Ich liege in der Badewanne, trinke meinen Lieblingskräutertee und blinzele in die Kerzen – fast ein wenig zu dunkel, um ein Buch zu lesen. Ich rücke die Kerzen hinter mir ein wenig näher und setze nochmal an. Jetzt geht’s. Und wie. Das Buch schmökert sich weg wie nichts. Eine Woche lang begleitet es mich jeden Abend vor dem Einschlafen. Manches lese ich zwei- oder dreimal. Die beiden Autorinnen bieten nicht nur einfach mehrere sehr gut sortierte und prall gefüllte Setzkästen von Tipps und Tricks für die Bereiche Alltag, Arbeit, Umgang mit Krisen, Umgang mit anderen und Umgang mit sich selbst. Das reicht ganz konkret von der Aufräumviertelstunde bis zu den Zuletzt-Fragen.
Es steckt ein mutmachendes Verständnis von Genesung in diesen Setzkästen, welches diesen Ratgeber überhaupt erst so richtig wertvoll macht.

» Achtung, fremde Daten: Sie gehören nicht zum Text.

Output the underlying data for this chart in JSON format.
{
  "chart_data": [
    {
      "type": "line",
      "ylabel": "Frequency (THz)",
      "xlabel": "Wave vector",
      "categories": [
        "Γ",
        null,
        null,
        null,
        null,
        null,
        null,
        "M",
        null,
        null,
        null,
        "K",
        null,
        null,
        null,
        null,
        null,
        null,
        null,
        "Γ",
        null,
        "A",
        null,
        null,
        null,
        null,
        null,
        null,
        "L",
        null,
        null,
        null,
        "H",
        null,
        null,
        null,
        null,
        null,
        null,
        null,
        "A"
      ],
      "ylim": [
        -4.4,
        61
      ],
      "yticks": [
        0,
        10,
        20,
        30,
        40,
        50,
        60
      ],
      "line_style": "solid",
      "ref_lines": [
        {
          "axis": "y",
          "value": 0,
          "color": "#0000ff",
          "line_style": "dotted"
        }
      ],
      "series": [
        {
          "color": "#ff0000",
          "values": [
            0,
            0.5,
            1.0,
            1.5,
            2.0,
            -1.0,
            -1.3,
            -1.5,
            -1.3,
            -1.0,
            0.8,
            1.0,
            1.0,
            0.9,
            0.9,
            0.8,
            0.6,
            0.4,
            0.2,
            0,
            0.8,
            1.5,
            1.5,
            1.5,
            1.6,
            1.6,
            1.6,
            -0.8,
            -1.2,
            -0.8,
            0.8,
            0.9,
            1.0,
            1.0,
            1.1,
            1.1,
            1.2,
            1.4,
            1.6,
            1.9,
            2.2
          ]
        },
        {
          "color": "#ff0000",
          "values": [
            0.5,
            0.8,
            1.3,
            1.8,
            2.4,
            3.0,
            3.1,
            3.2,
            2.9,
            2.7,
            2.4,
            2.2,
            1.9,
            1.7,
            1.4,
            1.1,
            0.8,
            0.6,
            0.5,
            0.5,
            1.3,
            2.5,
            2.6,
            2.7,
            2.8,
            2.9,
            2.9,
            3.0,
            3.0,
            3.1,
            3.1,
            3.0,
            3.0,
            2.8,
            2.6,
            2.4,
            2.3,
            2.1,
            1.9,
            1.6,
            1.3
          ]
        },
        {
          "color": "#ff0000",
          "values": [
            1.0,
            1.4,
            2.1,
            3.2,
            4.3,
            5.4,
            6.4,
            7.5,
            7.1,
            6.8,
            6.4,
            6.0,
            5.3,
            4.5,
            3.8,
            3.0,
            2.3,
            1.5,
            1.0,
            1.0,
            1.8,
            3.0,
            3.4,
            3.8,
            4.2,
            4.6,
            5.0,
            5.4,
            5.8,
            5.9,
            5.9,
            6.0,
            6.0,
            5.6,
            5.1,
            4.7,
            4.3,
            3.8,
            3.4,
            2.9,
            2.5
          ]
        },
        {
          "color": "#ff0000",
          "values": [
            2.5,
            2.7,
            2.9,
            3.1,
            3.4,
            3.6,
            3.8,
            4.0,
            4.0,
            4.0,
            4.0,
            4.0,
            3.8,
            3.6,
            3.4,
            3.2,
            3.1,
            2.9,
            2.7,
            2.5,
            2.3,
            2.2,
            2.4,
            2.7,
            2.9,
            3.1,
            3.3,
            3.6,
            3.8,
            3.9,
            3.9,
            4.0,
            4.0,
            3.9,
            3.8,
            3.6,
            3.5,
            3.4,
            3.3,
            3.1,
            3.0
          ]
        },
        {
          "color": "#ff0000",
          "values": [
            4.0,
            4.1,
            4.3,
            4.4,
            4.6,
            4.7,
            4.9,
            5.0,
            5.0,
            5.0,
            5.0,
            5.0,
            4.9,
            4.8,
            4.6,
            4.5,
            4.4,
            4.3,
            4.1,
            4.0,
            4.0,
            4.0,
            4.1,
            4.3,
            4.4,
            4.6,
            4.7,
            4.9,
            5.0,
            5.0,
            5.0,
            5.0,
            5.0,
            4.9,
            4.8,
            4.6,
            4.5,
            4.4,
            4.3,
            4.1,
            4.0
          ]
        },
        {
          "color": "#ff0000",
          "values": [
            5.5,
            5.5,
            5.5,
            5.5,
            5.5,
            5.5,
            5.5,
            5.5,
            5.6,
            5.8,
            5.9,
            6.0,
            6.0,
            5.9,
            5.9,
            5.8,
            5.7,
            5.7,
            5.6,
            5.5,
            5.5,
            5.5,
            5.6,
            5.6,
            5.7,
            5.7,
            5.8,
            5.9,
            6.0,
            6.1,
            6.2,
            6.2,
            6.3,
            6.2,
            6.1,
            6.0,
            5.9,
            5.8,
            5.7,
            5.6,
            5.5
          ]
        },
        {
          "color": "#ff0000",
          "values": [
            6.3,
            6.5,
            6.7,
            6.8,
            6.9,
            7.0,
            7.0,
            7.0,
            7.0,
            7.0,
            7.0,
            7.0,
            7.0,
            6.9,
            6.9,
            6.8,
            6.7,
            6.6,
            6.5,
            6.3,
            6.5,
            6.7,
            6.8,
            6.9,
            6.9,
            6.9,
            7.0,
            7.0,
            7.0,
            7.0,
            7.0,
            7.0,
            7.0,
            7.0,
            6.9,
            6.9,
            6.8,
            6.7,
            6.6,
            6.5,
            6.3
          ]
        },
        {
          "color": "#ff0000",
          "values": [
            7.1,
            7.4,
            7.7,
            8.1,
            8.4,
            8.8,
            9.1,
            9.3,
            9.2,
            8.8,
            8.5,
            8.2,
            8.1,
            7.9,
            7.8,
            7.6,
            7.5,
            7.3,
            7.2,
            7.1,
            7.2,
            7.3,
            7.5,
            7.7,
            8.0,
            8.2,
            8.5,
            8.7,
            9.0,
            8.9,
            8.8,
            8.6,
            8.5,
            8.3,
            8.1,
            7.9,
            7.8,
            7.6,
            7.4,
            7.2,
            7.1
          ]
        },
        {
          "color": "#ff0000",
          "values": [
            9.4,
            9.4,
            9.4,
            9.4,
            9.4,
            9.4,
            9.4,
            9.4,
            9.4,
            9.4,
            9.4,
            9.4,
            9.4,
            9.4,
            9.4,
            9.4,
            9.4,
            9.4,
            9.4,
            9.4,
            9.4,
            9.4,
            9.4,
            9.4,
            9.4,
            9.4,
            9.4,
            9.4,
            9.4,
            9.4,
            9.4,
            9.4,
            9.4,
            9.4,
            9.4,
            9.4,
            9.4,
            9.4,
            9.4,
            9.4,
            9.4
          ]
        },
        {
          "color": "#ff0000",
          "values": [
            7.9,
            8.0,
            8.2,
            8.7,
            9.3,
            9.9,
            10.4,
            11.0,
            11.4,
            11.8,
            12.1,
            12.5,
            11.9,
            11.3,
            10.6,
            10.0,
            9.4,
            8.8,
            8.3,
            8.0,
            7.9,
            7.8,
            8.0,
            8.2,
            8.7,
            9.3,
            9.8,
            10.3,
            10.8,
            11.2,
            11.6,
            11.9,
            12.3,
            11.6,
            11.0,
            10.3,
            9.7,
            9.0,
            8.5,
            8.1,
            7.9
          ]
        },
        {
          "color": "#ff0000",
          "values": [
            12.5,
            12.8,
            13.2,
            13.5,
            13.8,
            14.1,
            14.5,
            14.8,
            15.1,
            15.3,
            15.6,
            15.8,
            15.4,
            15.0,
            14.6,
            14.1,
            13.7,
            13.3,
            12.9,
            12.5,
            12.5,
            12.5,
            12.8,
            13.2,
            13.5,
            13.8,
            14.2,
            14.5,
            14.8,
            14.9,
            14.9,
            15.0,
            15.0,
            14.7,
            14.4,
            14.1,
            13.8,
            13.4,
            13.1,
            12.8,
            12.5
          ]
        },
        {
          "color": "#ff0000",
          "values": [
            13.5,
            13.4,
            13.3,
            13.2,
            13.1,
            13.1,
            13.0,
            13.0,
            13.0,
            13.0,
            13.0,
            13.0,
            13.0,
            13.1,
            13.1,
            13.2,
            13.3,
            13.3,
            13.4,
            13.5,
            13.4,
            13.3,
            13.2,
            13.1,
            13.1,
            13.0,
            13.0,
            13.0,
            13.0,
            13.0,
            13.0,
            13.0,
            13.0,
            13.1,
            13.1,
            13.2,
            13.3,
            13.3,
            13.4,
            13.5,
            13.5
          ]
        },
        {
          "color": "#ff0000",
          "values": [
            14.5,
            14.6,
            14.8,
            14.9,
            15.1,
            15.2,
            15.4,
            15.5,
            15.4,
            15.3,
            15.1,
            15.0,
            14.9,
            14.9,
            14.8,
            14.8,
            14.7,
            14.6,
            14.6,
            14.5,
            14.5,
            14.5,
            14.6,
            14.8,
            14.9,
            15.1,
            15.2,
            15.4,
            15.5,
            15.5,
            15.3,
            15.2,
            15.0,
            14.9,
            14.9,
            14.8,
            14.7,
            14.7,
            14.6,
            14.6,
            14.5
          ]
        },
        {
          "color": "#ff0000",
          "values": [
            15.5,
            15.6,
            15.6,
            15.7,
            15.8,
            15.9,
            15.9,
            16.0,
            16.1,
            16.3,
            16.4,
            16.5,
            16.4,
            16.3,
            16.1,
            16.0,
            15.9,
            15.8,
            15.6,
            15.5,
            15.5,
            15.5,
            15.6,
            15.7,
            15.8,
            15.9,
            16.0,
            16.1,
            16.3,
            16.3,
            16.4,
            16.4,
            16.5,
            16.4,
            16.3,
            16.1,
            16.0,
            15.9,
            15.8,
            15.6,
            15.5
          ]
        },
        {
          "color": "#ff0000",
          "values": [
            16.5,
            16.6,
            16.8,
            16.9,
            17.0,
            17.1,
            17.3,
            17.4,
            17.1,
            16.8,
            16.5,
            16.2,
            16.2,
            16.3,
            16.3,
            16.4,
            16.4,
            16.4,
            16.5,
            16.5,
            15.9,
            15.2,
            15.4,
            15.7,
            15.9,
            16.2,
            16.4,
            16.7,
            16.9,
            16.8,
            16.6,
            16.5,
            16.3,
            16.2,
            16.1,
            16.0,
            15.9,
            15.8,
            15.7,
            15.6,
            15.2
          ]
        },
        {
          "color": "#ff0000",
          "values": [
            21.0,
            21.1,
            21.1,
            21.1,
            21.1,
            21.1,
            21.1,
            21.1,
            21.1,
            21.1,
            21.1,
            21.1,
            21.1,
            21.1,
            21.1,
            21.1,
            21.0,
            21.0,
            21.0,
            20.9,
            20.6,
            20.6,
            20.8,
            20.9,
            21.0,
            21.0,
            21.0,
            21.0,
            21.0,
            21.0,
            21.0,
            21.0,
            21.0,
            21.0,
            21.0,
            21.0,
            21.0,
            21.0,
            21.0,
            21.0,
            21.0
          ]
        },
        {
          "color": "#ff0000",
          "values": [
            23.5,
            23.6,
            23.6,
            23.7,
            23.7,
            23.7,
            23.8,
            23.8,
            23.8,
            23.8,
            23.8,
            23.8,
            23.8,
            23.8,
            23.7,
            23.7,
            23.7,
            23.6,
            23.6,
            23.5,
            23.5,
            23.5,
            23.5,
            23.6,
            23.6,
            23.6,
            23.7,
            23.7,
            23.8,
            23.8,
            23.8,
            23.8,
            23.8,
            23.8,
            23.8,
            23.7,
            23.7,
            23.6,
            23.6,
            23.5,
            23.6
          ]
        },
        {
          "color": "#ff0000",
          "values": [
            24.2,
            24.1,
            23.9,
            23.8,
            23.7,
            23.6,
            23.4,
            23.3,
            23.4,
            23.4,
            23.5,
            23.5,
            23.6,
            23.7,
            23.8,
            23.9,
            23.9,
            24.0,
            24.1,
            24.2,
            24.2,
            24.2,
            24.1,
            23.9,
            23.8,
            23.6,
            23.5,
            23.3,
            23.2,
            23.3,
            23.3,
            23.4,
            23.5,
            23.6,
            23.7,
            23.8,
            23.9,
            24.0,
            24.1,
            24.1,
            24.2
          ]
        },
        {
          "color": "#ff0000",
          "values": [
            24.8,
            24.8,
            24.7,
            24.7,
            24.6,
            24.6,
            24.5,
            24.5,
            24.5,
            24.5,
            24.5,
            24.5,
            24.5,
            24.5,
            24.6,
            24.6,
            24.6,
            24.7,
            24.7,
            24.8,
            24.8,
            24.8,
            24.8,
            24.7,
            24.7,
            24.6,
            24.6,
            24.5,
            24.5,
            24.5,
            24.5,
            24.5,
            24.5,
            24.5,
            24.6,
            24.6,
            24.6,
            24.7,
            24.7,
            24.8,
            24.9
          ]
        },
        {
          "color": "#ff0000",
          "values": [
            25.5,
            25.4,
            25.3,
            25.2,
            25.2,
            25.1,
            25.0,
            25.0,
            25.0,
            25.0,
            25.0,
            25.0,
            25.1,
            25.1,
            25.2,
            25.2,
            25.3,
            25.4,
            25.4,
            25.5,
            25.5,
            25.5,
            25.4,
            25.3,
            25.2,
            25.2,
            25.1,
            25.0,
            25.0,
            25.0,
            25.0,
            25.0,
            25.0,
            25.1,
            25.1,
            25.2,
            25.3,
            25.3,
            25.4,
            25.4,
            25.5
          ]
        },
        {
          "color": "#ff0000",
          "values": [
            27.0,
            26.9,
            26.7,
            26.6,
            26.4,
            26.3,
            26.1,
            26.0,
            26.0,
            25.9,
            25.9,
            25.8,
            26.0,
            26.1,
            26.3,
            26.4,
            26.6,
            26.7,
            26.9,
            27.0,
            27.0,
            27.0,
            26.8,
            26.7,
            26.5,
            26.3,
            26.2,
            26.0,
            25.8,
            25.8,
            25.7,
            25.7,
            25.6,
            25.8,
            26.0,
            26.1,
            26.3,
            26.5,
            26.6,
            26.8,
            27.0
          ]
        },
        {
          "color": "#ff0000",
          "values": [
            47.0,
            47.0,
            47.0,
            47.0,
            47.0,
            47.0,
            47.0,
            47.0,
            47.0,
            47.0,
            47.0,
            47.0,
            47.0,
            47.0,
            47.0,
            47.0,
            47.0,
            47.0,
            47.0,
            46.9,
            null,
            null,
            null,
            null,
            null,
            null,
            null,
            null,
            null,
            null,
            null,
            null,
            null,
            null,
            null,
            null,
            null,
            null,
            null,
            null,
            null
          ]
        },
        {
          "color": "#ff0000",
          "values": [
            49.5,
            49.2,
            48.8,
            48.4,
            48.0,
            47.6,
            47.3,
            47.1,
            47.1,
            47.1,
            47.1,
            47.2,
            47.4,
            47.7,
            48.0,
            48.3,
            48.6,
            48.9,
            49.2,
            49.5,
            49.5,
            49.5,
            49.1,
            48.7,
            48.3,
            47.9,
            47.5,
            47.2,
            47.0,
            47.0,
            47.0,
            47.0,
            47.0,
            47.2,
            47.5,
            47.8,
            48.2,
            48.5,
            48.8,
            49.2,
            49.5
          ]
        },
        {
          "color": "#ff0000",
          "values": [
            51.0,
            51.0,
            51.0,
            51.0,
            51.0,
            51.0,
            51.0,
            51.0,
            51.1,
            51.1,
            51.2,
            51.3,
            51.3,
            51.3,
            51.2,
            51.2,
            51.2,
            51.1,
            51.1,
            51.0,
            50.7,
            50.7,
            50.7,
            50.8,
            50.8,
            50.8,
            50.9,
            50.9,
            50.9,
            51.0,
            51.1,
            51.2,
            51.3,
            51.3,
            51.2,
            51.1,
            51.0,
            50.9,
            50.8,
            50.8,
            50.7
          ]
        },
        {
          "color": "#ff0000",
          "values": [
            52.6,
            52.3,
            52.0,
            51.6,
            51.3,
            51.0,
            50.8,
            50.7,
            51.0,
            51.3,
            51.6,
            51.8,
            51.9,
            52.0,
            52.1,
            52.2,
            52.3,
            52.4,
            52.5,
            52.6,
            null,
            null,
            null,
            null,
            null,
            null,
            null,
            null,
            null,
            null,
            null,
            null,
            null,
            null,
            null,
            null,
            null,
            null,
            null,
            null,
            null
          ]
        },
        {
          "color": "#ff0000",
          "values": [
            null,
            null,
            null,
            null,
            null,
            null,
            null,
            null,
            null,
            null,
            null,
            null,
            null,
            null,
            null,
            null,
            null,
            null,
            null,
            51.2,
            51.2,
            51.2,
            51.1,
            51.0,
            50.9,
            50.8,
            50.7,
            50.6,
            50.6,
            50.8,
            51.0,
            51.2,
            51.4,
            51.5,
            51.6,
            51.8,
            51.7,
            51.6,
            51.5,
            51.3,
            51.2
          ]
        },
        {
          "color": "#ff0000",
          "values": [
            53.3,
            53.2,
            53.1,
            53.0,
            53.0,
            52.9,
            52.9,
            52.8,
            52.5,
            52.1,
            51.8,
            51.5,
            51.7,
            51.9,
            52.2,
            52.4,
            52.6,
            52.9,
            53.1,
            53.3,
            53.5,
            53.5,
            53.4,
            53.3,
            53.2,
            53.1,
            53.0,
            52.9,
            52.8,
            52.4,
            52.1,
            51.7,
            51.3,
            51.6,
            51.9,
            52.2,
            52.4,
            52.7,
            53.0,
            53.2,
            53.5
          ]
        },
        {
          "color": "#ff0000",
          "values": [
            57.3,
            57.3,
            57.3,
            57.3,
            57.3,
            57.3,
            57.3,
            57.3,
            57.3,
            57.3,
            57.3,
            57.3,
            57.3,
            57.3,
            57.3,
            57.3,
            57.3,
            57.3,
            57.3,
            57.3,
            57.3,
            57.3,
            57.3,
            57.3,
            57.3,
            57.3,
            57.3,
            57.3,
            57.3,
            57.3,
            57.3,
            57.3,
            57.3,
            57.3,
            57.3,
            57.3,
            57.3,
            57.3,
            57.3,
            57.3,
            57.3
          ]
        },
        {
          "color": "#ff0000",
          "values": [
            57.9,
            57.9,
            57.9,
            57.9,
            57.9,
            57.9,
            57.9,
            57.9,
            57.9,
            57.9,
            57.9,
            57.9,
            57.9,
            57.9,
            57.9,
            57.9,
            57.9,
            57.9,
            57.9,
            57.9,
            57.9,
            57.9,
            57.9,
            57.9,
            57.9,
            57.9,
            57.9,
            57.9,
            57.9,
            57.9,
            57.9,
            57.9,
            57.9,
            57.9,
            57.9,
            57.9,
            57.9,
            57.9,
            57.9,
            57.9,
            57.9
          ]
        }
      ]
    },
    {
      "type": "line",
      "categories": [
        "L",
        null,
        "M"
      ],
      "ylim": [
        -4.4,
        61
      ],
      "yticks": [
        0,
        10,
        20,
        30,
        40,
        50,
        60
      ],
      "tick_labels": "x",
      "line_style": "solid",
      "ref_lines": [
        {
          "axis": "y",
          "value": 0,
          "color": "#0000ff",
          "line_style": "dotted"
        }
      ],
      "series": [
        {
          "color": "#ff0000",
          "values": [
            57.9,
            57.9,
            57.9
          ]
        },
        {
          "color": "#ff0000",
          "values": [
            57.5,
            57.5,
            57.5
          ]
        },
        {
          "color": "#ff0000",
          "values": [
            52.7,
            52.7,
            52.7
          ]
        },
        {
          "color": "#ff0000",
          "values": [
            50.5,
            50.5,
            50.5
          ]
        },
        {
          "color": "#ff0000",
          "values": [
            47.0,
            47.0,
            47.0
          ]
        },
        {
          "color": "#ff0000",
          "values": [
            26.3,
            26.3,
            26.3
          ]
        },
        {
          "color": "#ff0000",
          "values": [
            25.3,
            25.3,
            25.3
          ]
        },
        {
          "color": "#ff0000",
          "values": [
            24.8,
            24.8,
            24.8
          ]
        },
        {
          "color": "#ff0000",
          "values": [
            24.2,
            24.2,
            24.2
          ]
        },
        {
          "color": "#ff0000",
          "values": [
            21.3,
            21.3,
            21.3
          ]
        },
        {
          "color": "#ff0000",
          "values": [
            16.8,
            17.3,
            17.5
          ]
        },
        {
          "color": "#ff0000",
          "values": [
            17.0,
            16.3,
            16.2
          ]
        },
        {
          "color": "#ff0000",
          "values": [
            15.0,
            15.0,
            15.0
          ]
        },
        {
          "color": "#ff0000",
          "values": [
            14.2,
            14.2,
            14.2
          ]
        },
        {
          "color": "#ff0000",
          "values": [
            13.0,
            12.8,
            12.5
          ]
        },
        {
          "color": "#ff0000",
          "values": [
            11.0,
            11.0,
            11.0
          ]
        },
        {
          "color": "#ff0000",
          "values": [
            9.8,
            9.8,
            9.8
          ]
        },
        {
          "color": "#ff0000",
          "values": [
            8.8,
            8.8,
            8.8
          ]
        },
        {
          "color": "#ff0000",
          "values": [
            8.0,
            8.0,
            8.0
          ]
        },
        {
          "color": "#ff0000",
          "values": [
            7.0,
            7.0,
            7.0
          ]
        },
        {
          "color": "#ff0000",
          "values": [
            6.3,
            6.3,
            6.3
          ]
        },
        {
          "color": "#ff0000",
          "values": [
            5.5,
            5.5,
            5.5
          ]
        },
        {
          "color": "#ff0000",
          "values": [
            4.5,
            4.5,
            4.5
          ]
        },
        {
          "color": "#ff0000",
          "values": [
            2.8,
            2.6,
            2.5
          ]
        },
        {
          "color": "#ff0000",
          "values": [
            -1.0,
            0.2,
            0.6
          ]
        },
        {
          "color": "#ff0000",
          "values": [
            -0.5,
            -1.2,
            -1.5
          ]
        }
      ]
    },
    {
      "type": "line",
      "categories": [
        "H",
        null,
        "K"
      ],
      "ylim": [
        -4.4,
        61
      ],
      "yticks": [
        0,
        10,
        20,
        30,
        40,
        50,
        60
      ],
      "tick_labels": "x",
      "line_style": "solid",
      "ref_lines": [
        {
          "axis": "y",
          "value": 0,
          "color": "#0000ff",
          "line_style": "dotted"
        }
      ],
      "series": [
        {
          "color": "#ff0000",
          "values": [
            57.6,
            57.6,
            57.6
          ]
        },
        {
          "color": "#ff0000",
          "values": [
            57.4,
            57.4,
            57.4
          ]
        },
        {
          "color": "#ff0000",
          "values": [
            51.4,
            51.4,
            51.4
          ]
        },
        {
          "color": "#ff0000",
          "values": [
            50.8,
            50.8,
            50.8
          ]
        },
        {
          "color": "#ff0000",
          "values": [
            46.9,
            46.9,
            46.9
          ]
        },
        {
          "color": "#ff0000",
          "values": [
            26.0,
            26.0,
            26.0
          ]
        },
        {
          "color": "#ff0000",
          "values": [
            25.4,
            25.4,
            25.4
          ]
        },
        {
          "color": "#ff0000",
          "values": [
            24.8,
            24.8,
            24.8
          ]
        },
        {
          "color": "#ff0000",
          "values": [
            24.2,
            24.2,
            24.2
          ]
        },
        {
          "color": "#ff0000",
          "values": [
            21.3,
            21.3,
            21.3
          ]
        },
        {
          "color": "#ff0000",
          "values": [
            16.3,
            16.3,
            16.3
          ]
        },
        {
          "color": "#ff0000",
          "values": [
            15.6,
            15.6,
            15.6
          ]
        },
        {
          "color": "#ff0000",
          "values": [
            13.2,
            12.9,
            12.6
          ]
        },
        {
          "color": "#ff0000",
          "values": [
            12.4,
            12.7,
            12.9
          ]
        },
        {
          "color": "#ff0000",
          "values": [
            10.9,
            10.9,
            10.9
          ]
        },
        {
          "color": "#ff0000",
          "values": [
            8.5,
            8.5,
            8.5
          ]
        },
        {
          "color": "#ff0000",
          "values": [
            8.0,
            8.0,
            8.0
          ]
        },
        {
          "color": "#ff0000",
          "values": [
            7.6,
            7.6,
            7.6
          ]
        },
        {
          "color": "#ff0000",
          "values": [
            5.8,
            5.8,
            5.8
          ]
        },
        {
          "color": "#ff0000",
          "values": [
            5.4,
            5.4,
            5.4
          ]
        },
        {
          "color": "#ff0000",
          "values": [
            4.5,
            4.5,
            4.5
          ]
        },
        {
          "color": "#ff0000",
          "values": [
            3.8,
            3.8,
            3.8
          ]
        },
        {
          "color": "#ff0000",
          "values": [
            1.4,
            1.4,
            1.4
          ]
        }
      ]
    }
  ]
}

Es geht dabei um persönliches Wachstum, um Selbstvertrauen und Vertrauen in andere, um Anerkennung der eigenen Besonderheiten, Schwächen, Grenzen, Wünsche und Interessen und um eine gehörige Portion Selbstdisziplin. »Denken Sie langfristig!« rufen uns die Autorinnen zu. Recht haben sie, denke ich. Und frage mich: Geht das nicht besonders an uns Profis, die wir oft so ungeduldig und interventionistisch sind? Vielleicht. Ach nein, es ist ja ein Ratgeber für Psychiatrieerfahrene. Aber Moment, schon in der Einleitung beichten Bunt und Prins: »Die meisten Dinge, die uns geholfen haben, brauchen Zeit.« Das kenne ich, denn das geht mir als Nichtpsychiatrieerfahrenem ganz genauso. Und auch ihre Antwort auf die Sinnfrage kann ich jederzeit unterschreiben: »Sinn entwickelt sich aber auch, er kann nicht einmal erworben und dann für immer konserviert werden.«
Auch nach der dritten Lektüre bleibe ich dabei: Das ist ein Ratgeber an alle sich mit dem Thema Psychiatrie befassende Personen. Kleine Prise gefällig? »Weil ihnen immer wieder gesagt wird, sie seien nicht belastbar, verfallen manche Psychiatrie-Erfahrene auf die Strategie, Anstrengungen überhaupt zu meiden. Damit ›vermeiden‹ sie aber auch das Finden von Erfüllung, zum Beispiel der Erfüllung, die sie in Beziehungen finden könnten, und schränken ihren Lebensradius meist unnötig ein.« (S. 116)
Natürlich geht es hier nicht darum, die eigenen Grenzen ständig zu überschreiten. Aber Wachstum bedeutet auch, die eigenen Anspruchs- und Belastungsgrenzen angesichts eigener langfristiger Interessen immer mal wieder neu auszuloten. Manche Grenzen werden dabei enger, andere aber auch weiter werden. Oftmals ist es auch nur die Dosis (eines Miteinanders, einer Tätigkeit, eines Verhaltens), die das Gift macht. Genesungsprozesse sind eben eher mit persönlichem Wachstum als mit irgendwelchen biologischen Reparaturprozessen vergleichbar.
Sicher, der Ratgeber ist primär für Psychiatrieerfahrene gedacht. Und er geht dermaßen tief ins Detail, das klar ist: Dies können nur Psychiatrieerfahrene selbst wissen und glaubwürdig einander raten. Aber er zeigt mir als Profi dennoch, wie ich meine Patienten (noch) besser begleiten kann (vermutlich gilt dies auch aus Angehörigensicht). Und wenn ich Ihnen nun das Buch empfehle – was ich in der Tat mache: Selbstverständlich hat dieser kleine und übersichtliche Ratgeber auch mir geholfen, einige Kleinigkeiten in meinem Leben anders anzugehen. Aber das ist ja eigentlich klar, denn wieso sollten Tipps und Tricks des persönlichen Wachstums für Psychiatrieerfahrene grundsätzlich anders sein als für alle anderen Menschen?